Abaixo a tréplica do deputado e dos especialistas na questão indígena:

Em defesa da verdade e das comunidades Guarani

Enio Verri*; Paulo Porto*; Clovis Brighenti*; Osmarina de Oliveira*

Economia

Na terça-feira (19), a Itaipu Binacional publicou uma nota oficial em resposta a um artigo do mandato do deputado federal Enio Verri (PT/PR), pelo qual o parlamentar cobrou da estatal a imediata suspensão das reintegrações de posse de áreas ocupadas da Binacional, por indígenas Guarani, no município de Santa Helena e voltasse à mesa de negociação. Em sua nota, a Itaipu, além de reforçar sua triste disposição de despejar as famílias Guarani, traz à tona diversos dados que, em defesa da verdade, necessitam ser refutados.

Inicialmente, a Itaipu afirma que o deslocamento das famílias Guarani, remanescentes das áreas inundadas pela barragem, foi “cercado de cuidados extraordinários para preservar todos os direitos dos assentados e buscando sempre o consenso, sob a orientação e supervisão da Funai e o acompanhamento de várias outras entidades, como o Conselho Indigenista Missionário (CIMI)”. Porém, a história prova que não foi isto que aconteceu.

Vale lembrar que, a mesma Itaipu está sendo citada no Relatório da Comissão da Verdade no Paraná, justamente por violar os direitos desses “assentados” Guarani. O deslocamento foi repleto de irregularidades, de laudos antropológicos não reconhecidos, não contou com o acompanhamento do CIMI e muito menos com a sua supervisão. Ao contrário, contou com sua denúncia e reprovação, como consta em todos documentos da época que se encontram à disposição de qualquer pesquisador.

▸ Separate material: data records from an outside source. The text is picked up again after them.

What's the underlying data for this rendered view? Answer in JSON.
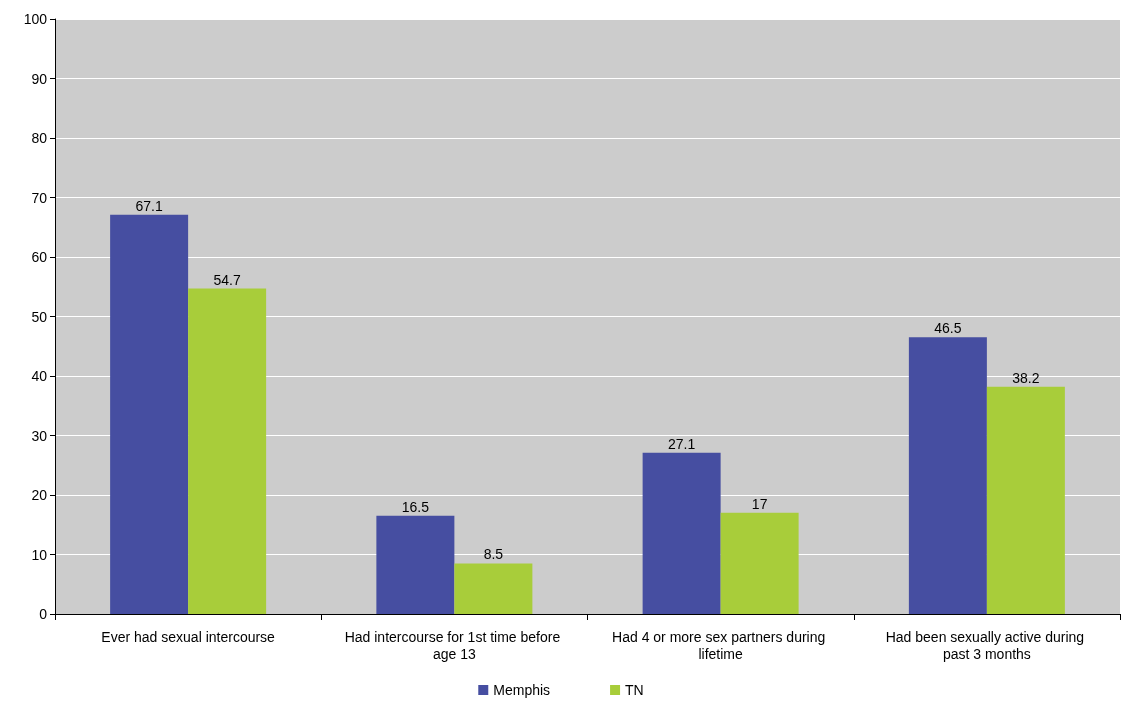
{
  "chart_data": {
    "type": "bar",
    "categories": [
      "Ever had sexual intercourse",
      "Had intercourse for 1st time before age 13",
      "Had 4 or more sex partners during lifetime",
      "Had been sexually active during past 3 months"
    ],
    "series": [
      {
        "name": "Memphis",
        "color": "#464ea1",
        "values": [
          67.1,
          16.5,
          27.1,
          46.5
        ]
      },
      {
        "name": "TN",
        "color": "#a8cd3a",
        "values": [
          54.7,
          8.5,
          17,
          38.2
        ]
      }
    ],
    "ylim": [
      0,
      100
    ],
    "yticks": [
      0,
      10,
      20,
      30,
      40,
      50,
      60,
      70,
      80,
      90,
      100
    ],
    "grid": "y",
    "legend": "bottom",
    "data_labels": true
  }
}
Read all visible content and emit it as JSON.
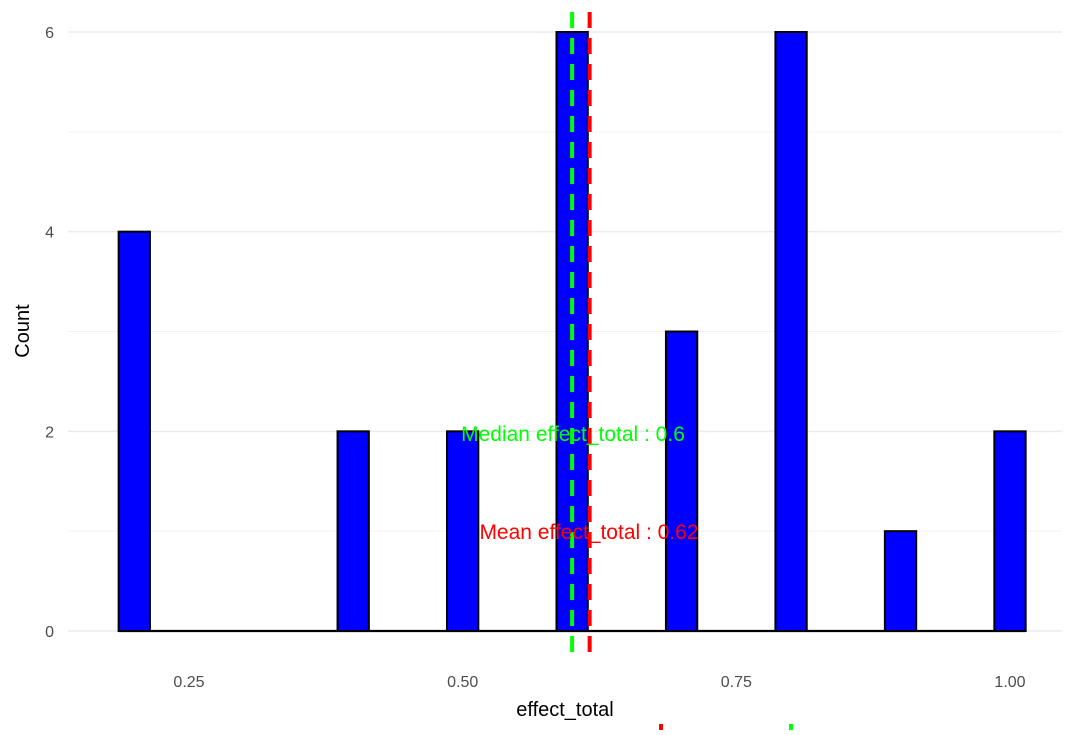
{
  "chart_data": {
    "type": "bar",
    "xlabel": "effect_total",
    "ylabel": "Count",
    "xlim": [
      0.17,
      1.035
    ],
    "ylim": [
      0,
      6
    ],
    "grid": true,
    "bin_width": 0.0286,
    "x_ticks": [
      {
        "value": 0.25,
        "label": "0.25"
      },
      {
        "value": 0.5,
        "label": "0.50"
      },
      {
        "value": 0.75,
        "label": "0.75"
      },
      {
        "value": 1.0,
        "label": "1.00"
      }
    ],
    "y_ticks": [
      {
        "value": 0,
        "label": "0"
      },
      {
        "value": 2,
        "label": "2"
      },
      {
        "value": 4,
        "label": "4"
      },
      {
        "value": 6,
        "label": "6"
      }
    ],
    "bins": [
      {
        "x": 0.2,
        "count": 4
      },
      {
        "x": 0.4,
        "count": 2
      },
      {
        "x": 0.5,
        "count": 2
      },
      {
        "x": 0.6,
        "count": 6
      },
      {
        "x": 0.7,
        "count": 3
      },
      {
        "x": 0.8,
        "count": 6
      },
      {
        "x": 0.9,
        "count": 1
      },
      {
        "x": 1.0,
        "count": 2
      }
    ],
    "bar_fill": "#0000ff",
    "bar_stroke": "#000000",
    "median": {
      "value": 0.6,
      "label": "Median effect_total : 0.6",
      "color": "#00ff00"
    },
    "mean": {
      "value": 0.616,
      "label": "Mean effect_total : 0.62",
      "color": "#ff0000"
    }
  }
}
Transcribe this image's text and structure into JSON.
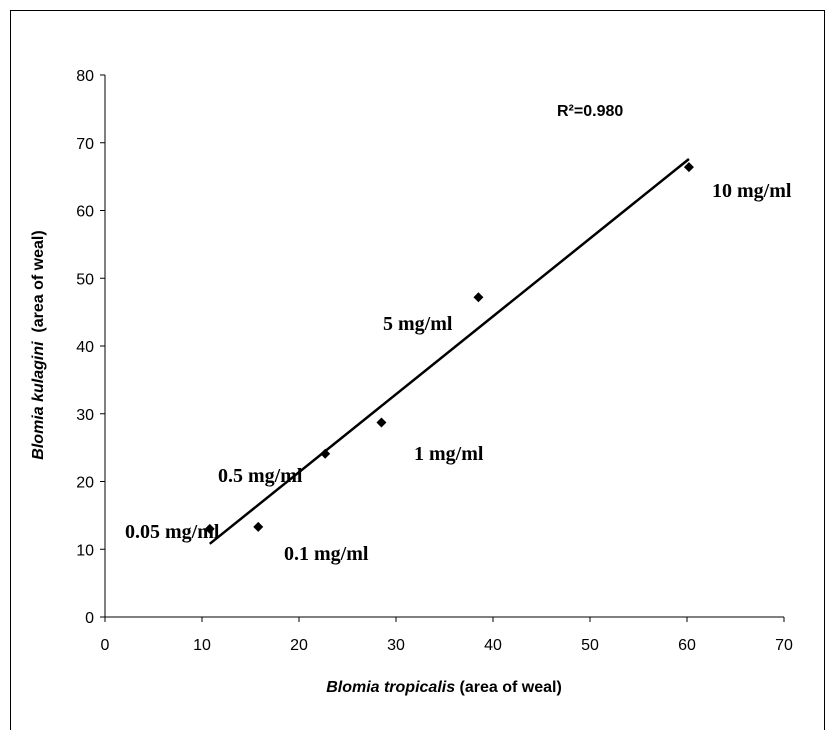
{
  "chart_data": {
    "type": "scatter",
    "x_axis": {
      "label_italic": "Blomia tropicalis",
      "label_rest": " (area of weal)",
      "range": [
        0,
        70
      ],
      "ticks": [
        0,
        10,
        20,
        30,
        40,
        50,
        60,
        70
      ]
    },
    "y_axis": {
      "label_italic": "Blomia kulagini",
      "label_rest": "  (area of weal)",
      "range": [
        0,
        80
      ],
      "ticks": [
        0,
        10,
        20,
        30,
        40,
        50,
        60,
        70,
        80
      ]
    },
    "points": [
      {
        "x": 10.8,
        "y": 13.0,
        "label": "0.05 mg/ml"
      },
      {
        "x": 15.8,
        "y": 13.3,
        "label": "0.1 mg/ml"
      },
      {
        "x": 22.7,
        "y": 24.1,
        "label": "0.5 mg/ml"
      },
      {
        "x": 28.5,
        "y": 28.7,
        "label": "1 mg/ml"
      },
      {
        "x": 38.5,
        "y": 47.2,
        "label": "5 mg/ml"
      },
      {
        "x": 60.2,
        "y": 66.4,
        "label": "10 mg/ml"
      }
    ],
    "trendline": {
      "x": [
        10.8,
        60.2
      ],
      "y": [
        10.8,
        67.6
      ]
    },
    "r_squared_text": "R²=0.980",
    "grid": false,
    "legend": "none",
    "marker": "diamond",
    "color": "#000000"
  }
}
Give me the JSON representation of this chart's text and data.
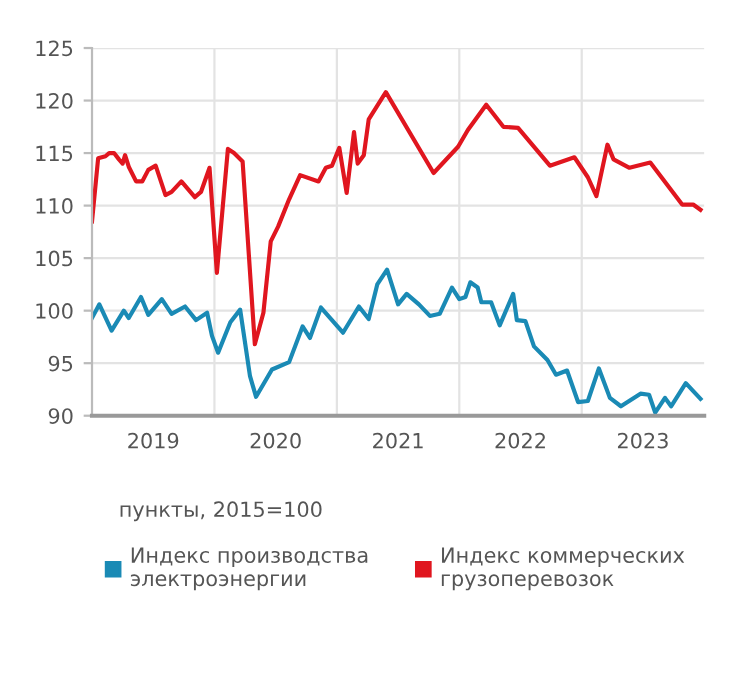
{
  "chart_data": {
    "type": "line",
    "xlim": [
      2019.0,
      2024.0
    ],
    "xticks": [
      {
        "value": 2020,
        "label": null
      },
      {
        "value": 2021,
        "label": null
      },
      {
        "value": 2022,
        "label": null
      },
      {
        "value": 2023,
        "label": null
      },
      {
        "value": 2019.5,
        "label": "2019"
      },
      {
        "value": 2020.5,
        "label": "2020"
      },
      {
        "value": 2021.5,
        "label": "2021"
      },
      {
        "value": 2022.5,
        "label": "2022"
      },
      {
        "value": 2023.5,
        "label": "2023"
      }
    ],
    "ylim": [
      90,
      125
    ],
    "yticks": [
      90,
      95,
      100,
      105,
      110,
      115,
      120,
      125
    ],
    "grid": true,
    "legend": "bottom",
    "marker": "none",
    "line_style": "solid",
    "annotations": [
      "пункты, 2015=100"
    ],
    "series": [
      {
        "name": "Индекс производства электроэнергии",
        "color": "#1a8ab5",
        "x": [
          2019.0,
          2019.06,
          2019.16,
          2019.26,
          2019.3,
          2019.4,
          2019.46,
          2019.57,
          2019.65,
          2019.76,
          2019.85,
          2019.94,
          2019.98,
          2020.03,
          2020.13,
          2020.21,
          2020.29,
          2020.34,
          2020.47,
          2020.61,
          2020.72,
          2020.78,
          2020.87,
          2021.05,
          2021.18,
          2021.26,
          2021.33,
          2021.41,
          2021.5,
          2021.57,
          2021.67,
          2021.76,
          2021.84,
          2021.94,
          2022.0,
          2022.05,
          2022.09,
          2022.15,
          2022.18,
          2022.26,
          2022.33,
          2022.44,
          2022.47,
          2022.54,
          2022.61,
          2022.72,
          2022.79,
          2022.88,
          2022.97,
          2023.05,
          2023.14,
          2023.23,
          2023.32,
          2023.48,
          2023.55,
          2023.6,
          2023.68,
          2023.73,
          2023.85,
          2023.97
        ],
        "values": [
          99.3,
          100.6,
          98.1,
          100.0,
          99.3,
          101.3,
          99.6,
          101.1,
          99.7,
          100.4,
          99.1,
          99.8,
          97.6,
          96.0,
          98.9,
          100.1,
          93.8,
          91.8,
          94.4,
          95.1,
          98.5,
          97.4,
          100.3,
          97.9,
          100.4,
          99.2,
          102.5,
          103.9,
          100.6,
          101.6,
          100.6,
          99.5,
          99.7,
          102.2,
          101.1,
          101.3,
          102.7,
          102.2,
          100.8,
          100.8,
          98.6,
          101.6,
          99.1,
          99.0,
          96.6,
          95.3,
          93.9,
          94.3,
          91.3,
          91.4,
          94.5,
          91.7,
          90.9,
          92.1,
          92.0,
          90.3,
          91.7,
          90.9,
          93.1,
          91.6
        ]
      },
      {
        "name": "Индекс коммерческих грузоперевозок",
        "color": "#e0161f",
        "x": [
          2019.0,
          2019.05,
          2019.11,
          2019.14,
          2019.18,
          2019.22,
          2019.25,
          2019.27,
          2019.3,
          2019.36,
          2019.41,
          2019.46,
          2019.52,
          2019.6,
          2019.65,
          2019.73,
          2019.84,
          2019.89,
          2019.96,
          2020.02,
          2020.11,
          2020.16,
          2020.23,
          2020.33,
          2020.4,
          2020.46,
          2020.52,
          2020.61,
          2020.7,
          2020.85,
          2020.91,
          2020.96,
          2021.02,
          2021.08,
          2021.14,
          2021.17,
          2021.22,
          2021.26,
          2021.4,
          2021.79,
          2021.99,
          2022.07,
          2022.22,
          2022.36,
          2022.48,
          2022.74,
          2022.94,
          2023.05,
          2023.12,
          2023.21,
          2023.26,
          2023.39,
          2023.56,
          2023.82,
          2023.91,
          2023.97
        ],
        "values": [
          108.5,
          114.5,
          114.7,
          115.0,
          115.0,
          114.4,
          114.0,
          114.8,
          113.7,
          112.3,
          112.3,
          113.4,
          113.8,
          111.0,
          111.3,
          112.3,
          110.8,
          111.3,
          113.6,
          103.6,
          115.4,
          115.0,
          114.2,
          96.8,
          99.8,
          106.6,
          108.0,
          110.6,
          112.9,
          112.3,
          113.6,
          113.8,
          115.5,
          111.2,
          117.0,
          114.0,
          114.8,
          118.2,
          120.8,
          113.1,
          115.6,
          117.2,
          119.6,
          117.5,
          117.4,
          113.8,
          114.6,
          112.7,
          110.9,
          115.8,
          114.4,
          113.6,
          114.1,
          110.1,
          110.1,
          109.6
        ]
      }
    ]
  }
}
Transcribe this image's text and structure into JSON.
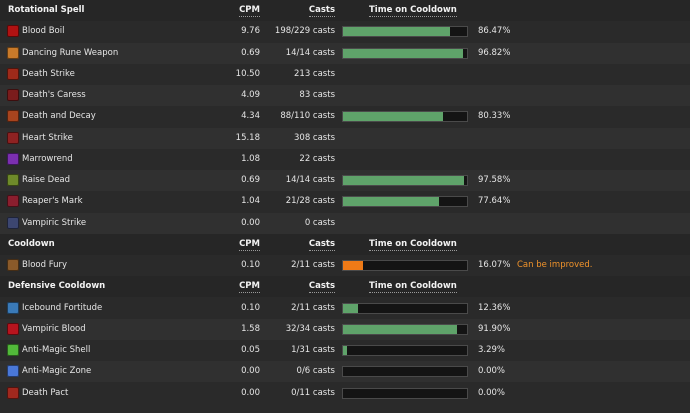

A verdade é que, a urgência em desocupar as margens do rio Paraná, por conta do represamento do rio, fez com que a comunidade Guarani aceitasse o atual Ocoy, local para onde as famílias Guarani foram realocadas, em 1982, como medida paliativa. O local era provisório, tanto que, logo na sequência, as famílias passaram a reivindicar o ressarcimento das terras, inclusive ocupando o refúgio biológico Bela Vista, em 1994, como forma de pressão.

Em 1982, o Prof. Dr. Carlos Frederico Marés de Souza Filho, profundo conhecedor do direito indígena, fez um laudo demonstrando que toda a ação de titulação dos lotes na margem do rio, a desapropriação e a aquisição do Ocoy, eram nulos e, mesmo assim, foram concretizados.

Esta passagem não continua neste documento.